Cuando alcanza el borde del escenario, mueve el brazo para agitar a los 74.000 espectadores que abarrotan Wembley. Se sienta al piano, toca unas notas breves de calentamiento y ataca la melodía de Bohemian rhapsody. El público estalla. Cuando comienza a cantar y se hincha su vena del cuello parece que lleva una hora en el escenario y está interpretando los bises. Pero no, el concierto acaba de comenzar. Se empezaban a cimentar unos de los minutos más decisivos de la historia de rock sobre un escenario.

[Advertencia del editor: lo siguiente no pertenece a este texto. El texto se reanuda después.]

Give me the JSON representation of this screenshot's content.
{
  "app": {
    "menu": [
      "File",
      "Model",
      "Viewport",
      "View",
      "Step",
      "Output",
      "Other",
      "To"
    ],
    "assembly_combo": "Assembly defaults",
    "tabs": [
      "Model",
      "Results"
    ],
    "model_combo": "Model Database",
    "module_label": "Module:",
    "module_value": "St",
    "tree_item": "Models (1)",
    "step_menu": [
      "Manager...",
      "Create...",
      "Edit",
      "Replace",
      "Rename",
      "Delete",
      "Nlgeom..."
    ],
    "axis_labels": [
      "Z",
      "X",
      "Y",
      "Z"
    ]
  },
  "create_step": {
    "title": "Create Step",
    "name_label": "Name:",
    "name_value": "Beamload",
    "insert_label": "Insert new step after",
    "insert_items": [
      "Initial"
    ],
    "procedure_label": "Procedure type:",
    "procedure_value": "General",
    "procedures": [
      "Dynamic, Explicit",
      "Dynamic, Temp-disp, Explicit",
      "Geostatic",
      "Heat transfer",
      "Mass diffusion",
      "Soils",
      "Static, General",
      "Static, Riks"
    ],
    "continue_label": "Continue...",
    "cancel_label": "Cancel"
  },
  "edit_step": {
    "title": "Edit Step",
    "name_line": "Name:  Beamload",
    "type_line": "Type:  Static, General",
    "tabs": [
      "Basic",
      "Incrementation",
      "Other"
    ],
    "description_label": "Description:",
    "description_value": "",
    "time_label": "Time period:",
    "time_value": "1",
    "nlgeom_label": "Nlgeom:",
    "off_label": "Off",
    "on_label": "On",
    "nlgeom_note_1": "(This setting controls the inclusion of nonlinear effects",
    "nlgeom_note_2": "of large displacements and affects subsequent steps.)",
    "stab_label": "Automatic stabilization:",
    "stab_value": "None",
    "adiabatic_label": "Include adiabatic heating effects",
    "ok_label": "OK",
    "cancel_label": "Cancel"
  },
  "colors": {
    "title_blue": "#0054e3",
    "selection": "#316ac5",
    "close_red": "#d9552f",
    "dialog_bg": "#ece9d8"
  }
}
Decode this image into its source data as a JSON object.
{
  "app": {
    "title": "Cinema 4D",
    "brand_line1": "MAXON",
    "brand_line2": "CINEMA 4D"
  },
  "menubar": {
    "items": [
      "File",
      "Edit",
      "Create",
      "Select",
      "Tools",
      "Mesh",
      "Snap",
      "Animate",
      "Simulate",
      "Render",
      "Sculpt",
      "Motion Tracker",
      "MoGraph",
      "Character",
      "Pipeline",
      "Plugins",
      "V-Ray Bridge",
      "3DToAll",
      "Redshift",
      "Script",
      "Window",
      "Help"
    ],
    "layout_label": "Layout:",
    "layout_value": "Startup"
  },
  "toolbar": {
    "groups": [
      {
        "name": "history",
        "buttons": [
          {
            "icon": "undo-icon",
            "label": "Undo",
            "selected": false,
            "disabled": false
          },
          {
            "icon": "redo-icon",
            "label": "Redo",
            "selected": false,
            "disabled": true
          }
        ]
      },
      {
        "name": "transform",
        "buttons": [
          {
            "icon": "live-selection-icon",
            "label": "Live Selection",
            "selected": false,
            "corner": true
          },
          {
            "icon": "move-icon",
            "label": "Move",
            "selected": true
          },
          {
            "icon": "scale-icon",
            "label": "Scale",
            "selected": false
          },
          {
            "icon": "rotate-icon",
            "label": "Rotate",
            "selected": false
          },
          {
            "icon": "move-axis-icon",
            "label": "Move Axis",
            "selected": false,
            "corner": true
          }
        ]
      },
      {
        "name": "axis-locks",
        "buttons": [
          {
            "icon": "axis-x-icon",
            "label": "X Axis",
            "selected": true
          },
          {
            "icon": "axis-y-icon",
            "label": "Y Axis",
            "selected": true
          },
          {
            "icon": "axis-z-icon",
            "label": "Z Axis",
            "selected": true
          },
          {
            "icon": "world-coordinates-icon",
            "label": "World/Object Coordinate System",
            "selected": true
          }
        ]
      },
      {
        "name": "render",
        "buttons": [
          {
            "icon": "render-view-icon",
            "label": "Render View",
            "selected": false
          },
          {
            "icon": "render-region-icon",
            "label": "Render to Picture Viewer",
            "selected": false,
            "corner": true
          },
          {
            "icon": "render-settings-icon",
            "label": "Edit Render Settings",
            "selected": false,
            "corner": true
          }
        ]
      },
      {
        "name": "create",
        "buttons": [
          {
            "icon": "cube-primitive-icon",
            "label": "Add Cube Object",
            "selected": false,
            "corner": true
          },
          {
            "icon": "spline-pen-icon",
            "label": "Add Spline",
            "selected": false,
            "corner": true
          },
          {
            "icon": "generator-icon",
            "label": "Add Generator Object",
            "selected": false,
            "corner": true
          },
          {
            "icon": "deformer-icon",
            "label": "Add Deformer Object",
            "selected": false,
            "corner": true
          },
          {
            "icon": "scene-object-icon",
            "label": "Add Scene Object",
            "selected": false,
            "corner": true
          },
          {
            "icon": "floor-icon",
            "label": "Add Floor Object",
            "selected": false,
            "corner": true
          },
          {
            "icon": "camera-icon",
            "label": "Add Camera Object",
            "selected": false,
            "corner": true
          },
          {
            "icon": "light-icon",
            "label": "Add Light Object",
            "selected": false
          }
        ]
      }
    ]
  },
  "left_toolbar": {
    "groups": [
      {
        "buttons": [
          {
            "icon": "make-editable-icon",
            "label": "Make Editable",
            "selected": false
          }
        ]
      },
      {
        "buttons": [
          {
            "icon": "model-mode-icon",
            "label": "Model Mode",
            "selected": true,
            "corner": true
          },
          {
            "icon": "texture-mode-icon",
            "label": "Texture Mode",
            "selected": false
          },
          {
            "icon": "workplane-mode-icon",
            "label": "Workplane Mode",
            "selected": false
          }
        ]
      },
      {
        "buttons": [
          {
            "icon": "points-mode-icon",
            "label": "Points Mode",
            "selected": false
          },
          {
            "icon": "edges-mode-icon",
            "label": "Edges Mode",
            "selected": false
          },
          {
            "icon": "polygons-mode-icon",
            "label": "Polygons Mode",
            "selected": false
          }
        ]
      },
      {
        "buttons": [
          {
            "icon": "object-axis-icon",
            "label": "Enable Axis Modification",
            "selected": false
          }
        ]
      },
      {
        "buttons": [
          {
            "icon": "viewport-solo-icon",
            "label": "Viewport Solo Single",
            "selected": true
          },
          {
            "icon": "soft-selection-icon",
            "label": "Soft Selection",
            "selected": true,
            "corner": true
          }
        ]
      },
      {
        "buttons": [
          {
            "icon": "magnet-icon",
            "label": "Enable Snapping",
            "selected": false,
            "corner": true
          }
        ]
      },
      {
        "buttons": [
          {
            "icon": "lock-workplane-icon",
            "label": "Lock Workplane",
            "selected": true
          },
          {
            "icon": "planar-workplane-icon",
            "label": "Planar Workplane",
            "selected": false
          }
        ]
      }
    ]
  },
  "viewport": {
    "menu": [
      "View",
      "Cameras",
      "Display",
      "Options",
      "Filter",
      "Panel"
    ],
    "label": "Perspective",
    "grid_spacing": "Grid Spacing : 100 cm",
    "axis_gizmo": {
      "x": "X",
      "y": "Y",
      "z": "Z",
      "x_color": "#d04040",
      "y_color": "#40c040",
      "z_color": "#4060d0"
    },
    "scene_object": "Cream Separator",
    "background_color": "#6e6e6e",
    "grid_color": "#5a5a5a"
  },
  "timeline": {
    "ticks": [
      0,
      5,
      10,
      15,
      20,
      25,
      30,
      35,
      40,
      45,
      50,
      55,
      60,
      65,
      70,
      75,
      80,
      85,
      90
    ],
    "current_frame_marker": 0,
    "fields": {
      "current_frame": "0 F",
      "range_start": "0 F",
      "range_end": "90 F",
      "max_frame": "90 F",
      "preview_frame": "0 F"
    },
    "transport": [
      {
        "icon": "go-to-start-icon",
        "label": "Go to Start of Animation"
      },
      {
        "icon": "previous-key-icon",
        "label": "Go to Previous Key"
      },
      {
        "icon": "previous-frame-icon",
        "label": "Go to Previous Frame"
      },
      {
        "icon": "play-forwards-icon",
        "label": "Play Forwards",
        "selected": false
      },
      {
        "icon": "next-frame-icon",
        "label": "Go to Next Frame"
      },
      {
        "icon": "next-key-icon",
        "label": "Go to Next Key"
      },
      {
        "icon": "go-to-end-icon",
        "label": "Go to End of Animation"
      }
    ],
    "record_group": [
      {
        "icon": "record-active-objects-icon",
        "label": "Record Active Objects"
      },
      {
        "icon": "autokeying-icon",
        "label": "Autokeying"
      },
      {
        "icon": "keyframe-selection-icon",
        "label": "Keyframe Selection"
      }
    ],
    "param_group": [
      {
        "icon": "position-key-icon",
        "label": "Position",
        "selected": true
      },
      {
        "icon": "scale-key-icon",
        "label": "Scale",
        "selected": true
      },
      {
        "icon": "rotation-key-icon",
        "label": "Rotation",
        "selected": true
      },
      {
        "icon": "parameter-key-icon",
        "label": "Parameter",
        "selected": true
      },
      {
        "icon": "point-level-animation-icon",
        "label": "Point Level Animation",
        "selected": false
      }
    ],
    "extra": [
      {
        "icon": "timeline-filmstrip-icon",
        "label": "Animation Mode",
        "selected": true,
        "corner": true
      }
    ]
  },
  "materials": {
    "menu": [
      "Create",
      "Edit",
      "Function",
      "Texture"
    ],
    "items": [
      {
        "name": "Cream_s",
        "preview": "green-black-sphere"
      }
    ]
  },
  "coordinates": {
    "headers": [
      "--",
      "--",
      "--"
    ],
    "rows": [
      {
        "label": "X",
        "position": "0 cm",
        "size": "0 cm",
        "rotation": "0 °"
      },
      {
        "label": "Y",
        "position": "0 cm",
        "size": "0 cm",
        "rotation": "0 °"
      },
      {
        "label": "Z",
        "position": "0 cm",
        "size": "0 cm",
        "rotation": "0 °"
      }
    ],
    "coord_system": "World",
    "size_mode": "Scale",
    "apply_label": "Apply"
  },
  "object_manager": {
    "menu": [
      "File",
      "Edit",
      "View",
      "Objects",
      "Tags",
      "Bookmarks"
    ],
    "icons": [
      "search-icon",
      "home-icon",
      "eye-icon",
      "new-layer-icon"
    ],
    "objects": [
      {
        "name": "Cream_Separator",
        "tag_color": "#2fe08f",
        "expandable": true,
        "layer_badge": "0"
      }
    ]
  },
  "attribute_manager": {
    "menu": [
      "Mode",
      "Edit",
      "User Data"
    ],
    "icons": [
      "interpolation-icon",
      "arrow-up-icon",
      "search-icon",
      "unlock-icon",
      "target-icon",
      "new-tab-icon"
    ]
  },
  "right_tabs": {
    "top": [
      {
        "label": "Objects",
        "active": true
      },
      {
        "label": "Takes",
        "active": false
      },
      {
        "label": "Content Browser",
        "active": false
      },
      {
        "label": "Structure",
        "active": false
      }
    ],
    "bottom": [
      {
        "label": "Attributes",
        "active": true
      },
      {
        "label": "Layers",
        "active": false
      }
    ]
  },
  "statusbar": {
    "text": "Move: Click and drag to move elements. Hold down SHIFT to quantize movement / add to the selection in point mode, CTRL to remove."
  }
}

Posiblemente ningún otro concierto, ni disco, película o serie de televisión resumió mejor lo que fueron los ochenta que Live Aid, el evento musical que se celebró el 13 de julio de 1985, hace ahora 30 años, para combatir el hambre en Etiopía. En la década del glamour de las estrellas del pop, allí estaban todas. En los años del culto a lo excesivo, nada hubo más grande: dos macroconciertos simultáneos en Londres y Filadelfia, en enormes recintos deportivos, transmitido en 72 países y con una audiencia de 1.500 millones de espectadores (según The New York Times; 1.900 millones según la CNN) en directo por televisión. De aquel derroche de medios no es extraño que saliera la que muchos consideran la mejor actuación de la historia; y la protagonizó Queen.
Freddie Mercury se lució. Lejos de comparecer con aires de divo, Mercury (Zanzíbar, 1946) adopta un aire relajado y simpático, dando afectadas zancadas por el escenario, interactuando con las ubicuas cámaras (llega a abrazar a un ayudante) sin por ello dejar de transmitir una actitud potente, rockera, armado con su característico micrófono-bastón. Parece que está por todas partes: sentado al piano, adoptando poses aquí y allá, cogiendo una guitarra o bajando un peldaño para alentar al público. Y todo con pasmosa naturalidad, como si lo de cantar delante de esa multimillonaria audiencia televisiva fuera algo que hiciese todos los días.
Mercury se ganó al público sin necesidad de soltar speech alguno (el tiempo estaba medido); todo lo más, entabla con los espectadores un juego de cánticos a capella (con giros un tanto surrealistas) y les ofrece uno de los temas: “Esta canción está solo dedicada a la gente maravillosa que está aquí esta noche. O sea, a todos vosotros. Gracias por venir y darnos esta gran ocasión“, dice a modo de introducción de Crazy little thing called love.
Hasta su indumentaria ha quedado como icono de la moda rock star. “Lo que más me gustó fue ver al público sintiéndose parte del show. Cuando cantaba, era increíble”, dijo Freddie Mercury en un documental poco después. “Era el escenario perfecto para Freddie: el mundo entero”, declaró el impulsor del concierto, Bob Geldof, en el libro Freddie Mercury: the definitive biography.
Veinte minutos de delirio Pero no solo fue la avasalladora presencia de Mercury lo que hizo que su actuación pasara a la posteridad. Los 20 minutos que Queen tomaron el escenario (estaba estipulado un máximo de 18 por banda) fueron la sinopsis perfecta de un concierto de rock: baladas, ráfagas cañeras, cánticos para corear. En ese espacio de tiempo Queen interpretaron seis temas: comenzaron con un fragmento de Bohemian rhapsody que enlazaron con sus dos éxitos más recientes, Radio ga ga y Hammer to fall. Entonces Mercury se colgó una guitarra y recuperó ese tema que suena a viejo rock and roll, Crazy little thing called love. Como remate, sus dos himnos: We will rock you y We are the champions. Efectivamente, habían sido los campeones. Mientras algunas viejas glorias se habían juntado sin ensayar, Queen dedicaron una semana entera a preparar la actuación en el teatro Shaw, de Londres, según cuenta el asistente personal de Mercury, Peter Phoebe Freestone, en la biografía del cantante. “Nadie se lo había preparado, excepto Queen”, comenta Pete Smith, coordinador del concierto, en el mismo libro.